At its meeting yesterday, the Los Angeles City Council voted to adopt a motion introduced by outgoing (and absent) Councilmember Gil Cedillo which could clear the way for the developer of a proposed affordable housing complex in Westlake to receive up to $43 million in bond financing for the project.

View looking north from 3rd StreetBrooks + Scarpa

The Jonathan Rose Companies, which operates the Miramar Towers complex at 1917-2005 W. 3rd Street along with Wakeland Housing & Development Corporation, has already secured city entitlements for a project which would redevelop the property's front lawn with a new seven-story building featuring 137 studio, one-, and two-bedroom apartments, all of which would be rented to low-income households.

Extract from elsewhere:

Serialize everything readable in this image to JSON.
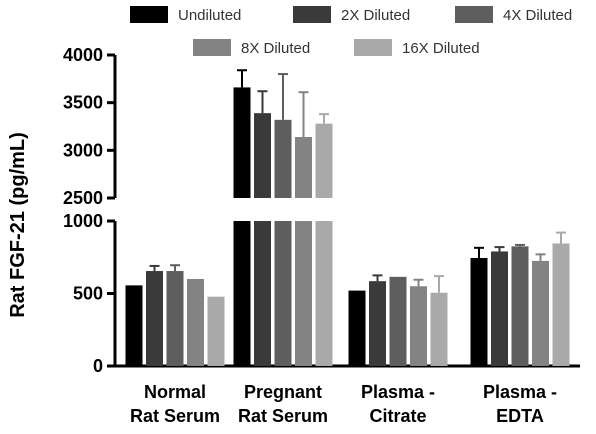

Brooks + Scarpa is designing the Miramar development, which would have a modern exterior consist of metal screens. Plans also call for a breezeway that would connect to the existing Miramar Towers building, as well as amenities such as a community room and parking for 32 vehicles.

Courtyard and atriumBrooks + Scarpa

"The new Miramar eschews the notion that today’s mid-rise apartments have a tendency to be banal and uninspiring," reads a design narrative from the Brooks + Scarpa website. "The building achieves a greater sense of depth, scale and detail by featuring a perforated metal scalloped façade that ungulates in and out from the building façade beyond to cast ever changing shadows on and between the dual façade system, while also keeping the building cool from direct solar gain and creating privacy on the busy 3rd Street. At the building’s center the façade pushes inward past the building plane that creates an open breezeway allowing natural light and views to pass thru the structure to the garden beyond between the new and existing buildings. Openings in the perforated metal façade in the shape of the building’s windows, move in and out of alignment with each other, creating a sense of movement and change as people pass by. Seen from the street, the building’s scallops make it appears to be ever moving, exposing and hiding portions of the 310-foot-long façade."

A timeline for the project has not been announced.

View looking south toward 3rd StreetBrooks + Scarpa

The existing Miramar Towers property, completed in the 1970s, features 157 homes. The new project is a result of a lot split, which allows the applicant to take advantage of unused development rights.